Légaliser la circulation interfiles répond à plusieurs enjeux. D'abord, fluidifier le trafic : les deux-roues, en se faufilant entre les voitures, contribuent à désengorger les axes saturés. Ensuite, renforcer la sécurité routière en établissant des règles claires, limitant les comportements dangereux. Les futurs motards et automobilistes bénéficieront d'une formation adaptée en conséquence. Les expérimentations menées de 2016 à 2024 dans 21 départements ont confirmé que cette pratique, bien encadrée, ne générait pas de suraccidentalité.
Florence Guillaume, déléguée interministérielle à la sécurité routière, insiste sur l'importance du respect des vitesses pour garantir la sécurité.
Il n'y a pas d'effet de suraccidentalité, dès lors que vous maîtrisez la vitesse. C'est un enjeu de fluidité de la circulation, cela vient donner un cadre. Les expérimentations ont d'ailleurs fait leurs preuves, il n'y a pas plus d'accident en interfiles.
Un cadre sécurisé pour tous
Comme un rappel ne fait jamais de mal, voici la réglementation concernant la CIF :
- Vitesse limitée : 50 km/h maximum entre les files ; 30 km/h si les voitures sont à l'arrêt.
- Itinéraires spécifiques : autorisée uniquement sur les routes et autoroutes comportant au moins deux fois deux voies séparées par un terre-plein central, où la vitesse est limitée entre 70 et 130 km/h. Une exception est faite pour le périphérique parisien, limité à 50 km/h (voir ensuite).
- Conditions de circulation : interdiction en cas de travaux, neige ou verglas, et toujours entre les deux files les plus à gauche.
Des sanctions dissuasives pour un usage responsable
Afin d'éviter les abus, le Code de la route prévoit des sanctions strictes. Les forces de l'ordre, soutenues par des dispositifs de vidéo-verbalisation, veilleront au respect des nouvelles règles. Les contrevenants s'exposent à une amende de 135 euros et à un retrait de trois points sur le permis de conduire.
La circulation reste un défi majeur, surtout dans les grandes agglomérations, comme le montre une étude d'Inrix qui classe Paris parmi les villes les plus embouteillées au monde (6e, 2nd en Europe derrière Londres), avec une moyenne de 97 heures perdues chaque année. L'abaissement de la vitesse à 50 km/h sur le périphérique parisien en octobre dernier avait rendu l'interfiles impossible, car cette pratique était réservée aux routes à vitesse inférieure à 70 km/h. Une bonne nouvelle n'arrivant jamais seule, un décret paru au Journal officiel le 9 janvier précise que cette règle s'applique désormais également aux routes dont la vitesse est localement réduite par décision de l'autorité de police de la circulation, comme c'est le cas pour le périphérique parisien.

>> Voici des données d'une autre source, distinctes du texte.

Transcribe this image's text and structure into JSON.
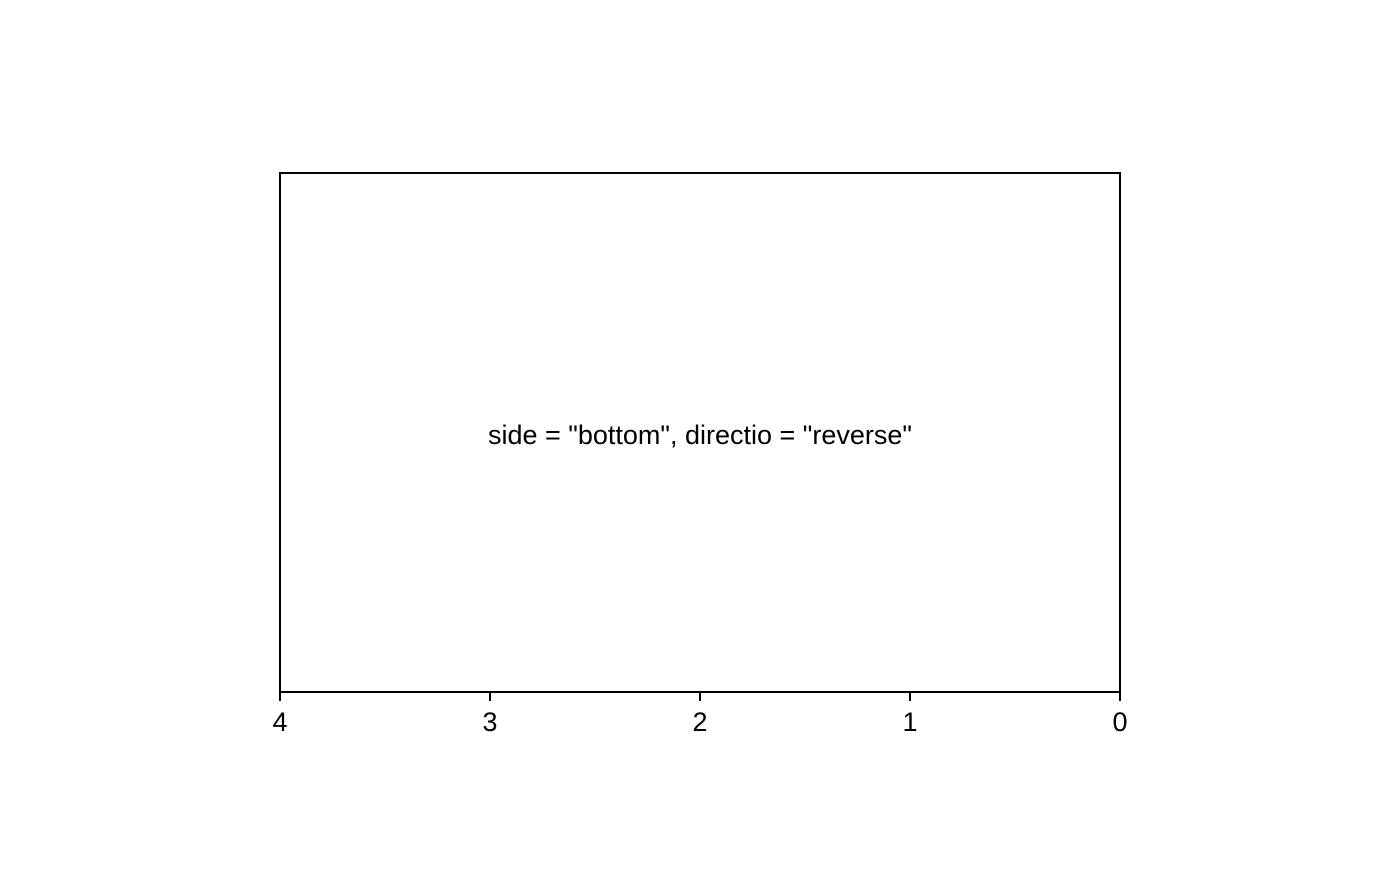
{
  "chart_data": {
    "type": "scatter",
    "title": "",
    "xlabel": "",
    "ylabel": "",
    "annotation": "side = \"bottom\", directio = \"reverse\"",
    "x_axis": {
      "side": "bottom",
      "direction": "reverse",
      "range": [
        0,
        4
      ],
      "ticks": [
        4,
        3,
        2,
        1,
        0
      ],
      "tick_labels": [
        "4",
        "3",
        "2",
        "1",
        "0"
      ]
    },
    "y_axis": {
      "visible": false
    },
    "grid": false,
    "legend": "none",
    "series": [],
    "colors": {
      "axis": "#000000",
      "text": "#000000",
      "background": "#ffffff"
    }
  }
}
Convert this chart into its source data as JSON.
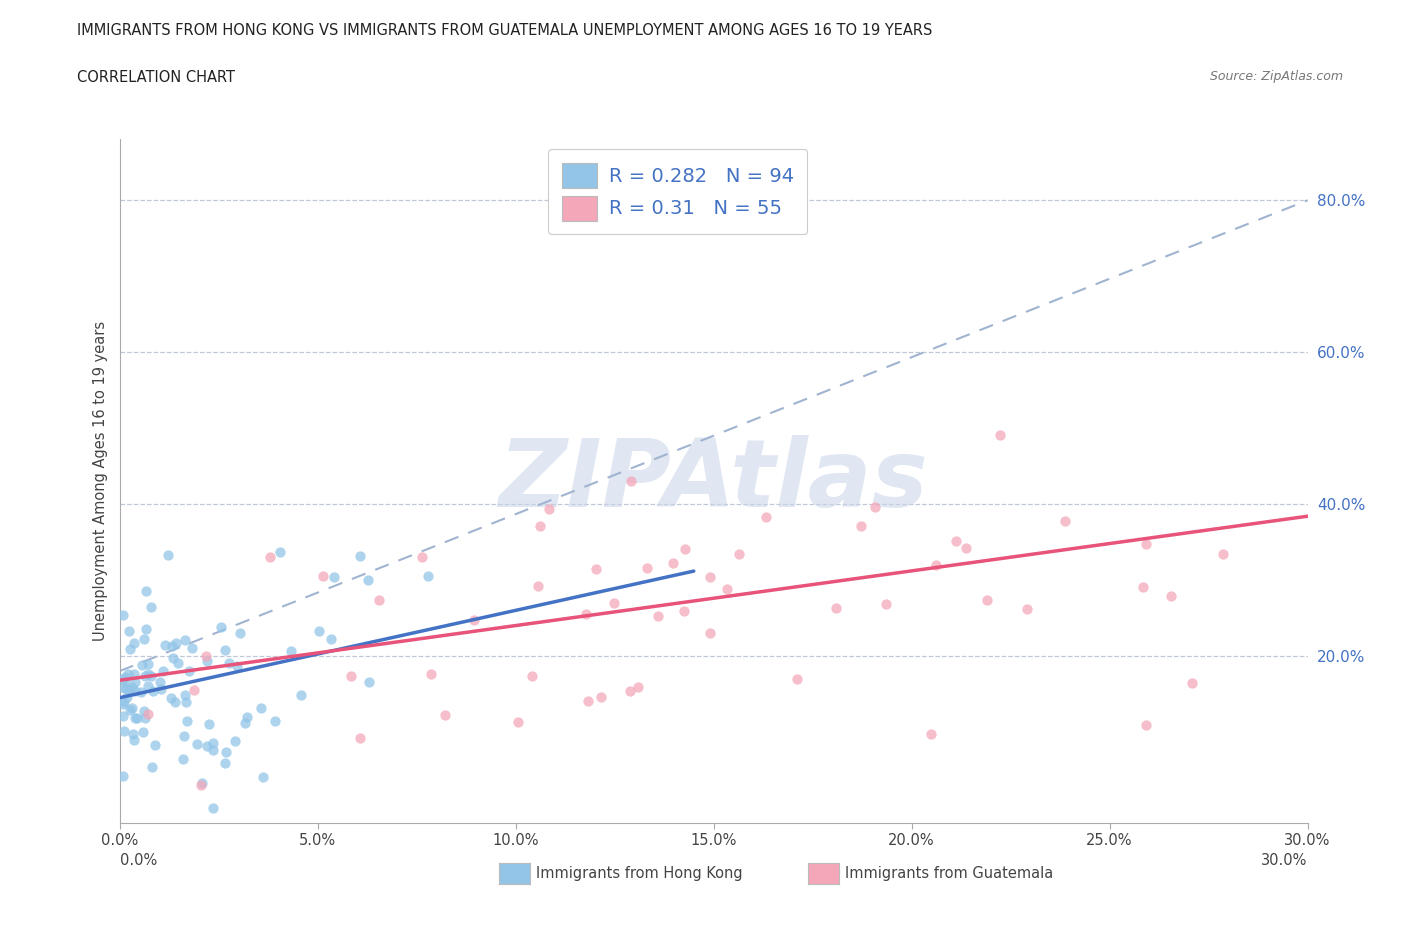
{
  "title_line1": "IMMIGRANTS FROM HONG KONG VS IMMIGRANTS FROM GUATEMALA UNEMPLOYMENT AMONG AGES 16 TO 19 YEARS",
  "title_line2": "CORRELATION CHART",
  "source_text": "Source: ZipAtlas.com",
  "ylabel": "Unemployment Among Ages 16 to 19 years",
  "xlim": [
    0.0,
    0.3
  ],
  "ylim": [
    -0.02,
    0.88
  ],
  "xtick_labels": [
    "0.0%",
    "5.0%",
    "10.0%",
    "15.0%",
    "20.0%",
    "25.0%",
    "30.0%"
  ],
  "xtick_values": [
    0.0,
    0.05,
    0.1,
    0.15,
    0.2,
    0.25,
    0.3
  ],
  "ytick_labels": [
    "20.0%",
    "40.0%",
    "60.0%",
    "80.0%"
  ],
  "ytick_values": [
    0.2,
    0.4,
    0.6,
    0.8
  ],
  "hk_color": "#92C5E8",
  "guat_color": "#F4A7B9",
  "hk_R": 0.282,
  "hk_N": 94,
  "guat_R": 0.31,
  "guat_N": 55,
  "legend_color": "#4472C4",
  "hk_line_color": "#4472C4",
  "guat_line_color": "#E8537A",
  "dashed_line_color": "#A0B4D0",
  "watermark_color": "#C8D4E8",
  "background_color": "#FFFFFF",
  "grid_color": "#C0C8D8",
  "bottom_label_0": "0.0%",
  "bottom_label_30": "30.0%",
  "bottom_legend_hk": "Immigrants from Hong Kong",
  "bottom_legend_guat": "Immigrants from Guatemala"
}
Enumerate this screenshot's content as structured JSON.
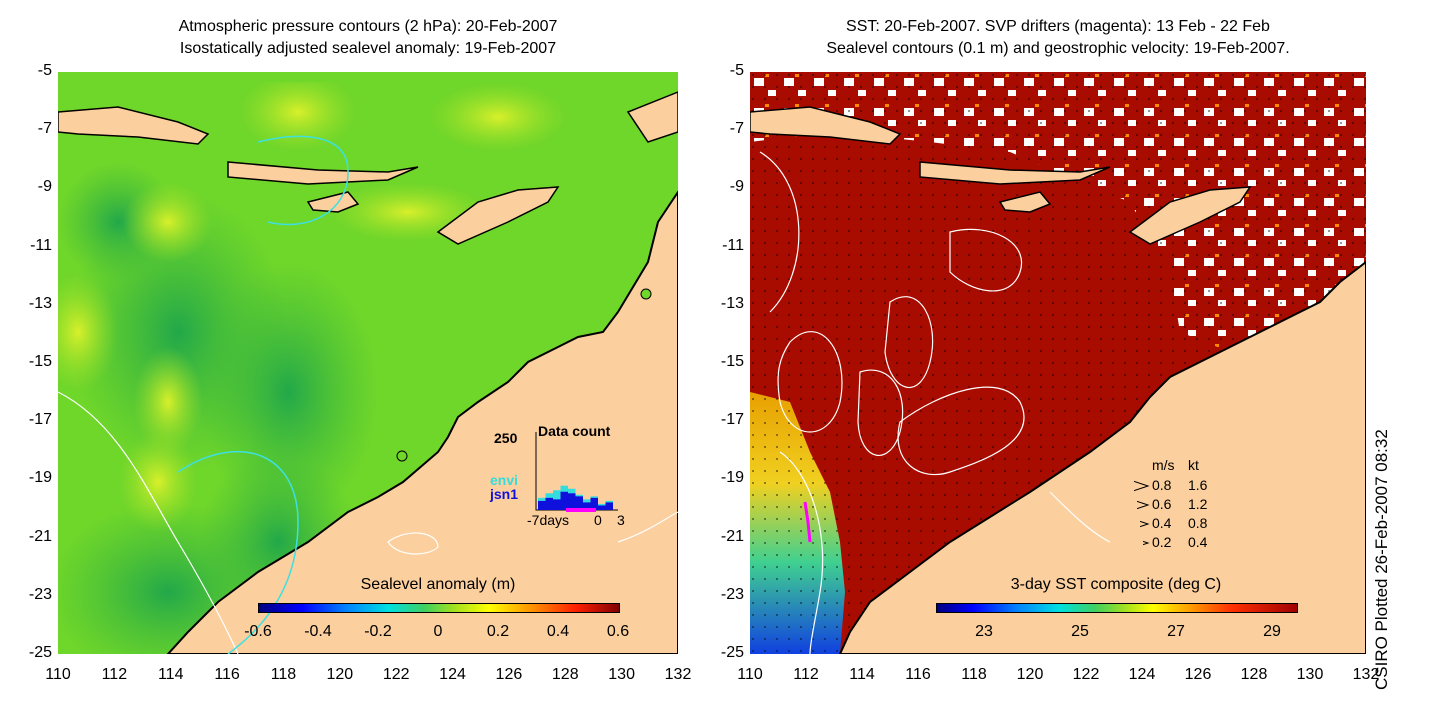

"Le bon sens a gagné", titre la FFMC
La Fédération Française des Motards en Colère (FFMC), qui milite depuis des décennies pour la reconnaissance de cette pratique, salue cette décision. "Après 26 ans de combat, le bon sens a enfin triomphé. Nous ne serons plus verbalisés pour une habitude qui facilite le quotidien et contribue à la mobilité urbaine", déclare Jean-Marc Beloti, coordinateur de la FFMC.
En généralisant la circulation interfiles, la France se modernise et rejoint les pays ayant déjà encadré cette pratique. Cette évolution, fruit d'une longue lutte, marque une étape décisive vers un partage plus harmonieux de la route. Aux motards désormais de respecter ces règles pour profiter pleinement de cette victoire. Le mot d'ordre : fluidité, sécurité et cohabitation sereine entre tous les usagers.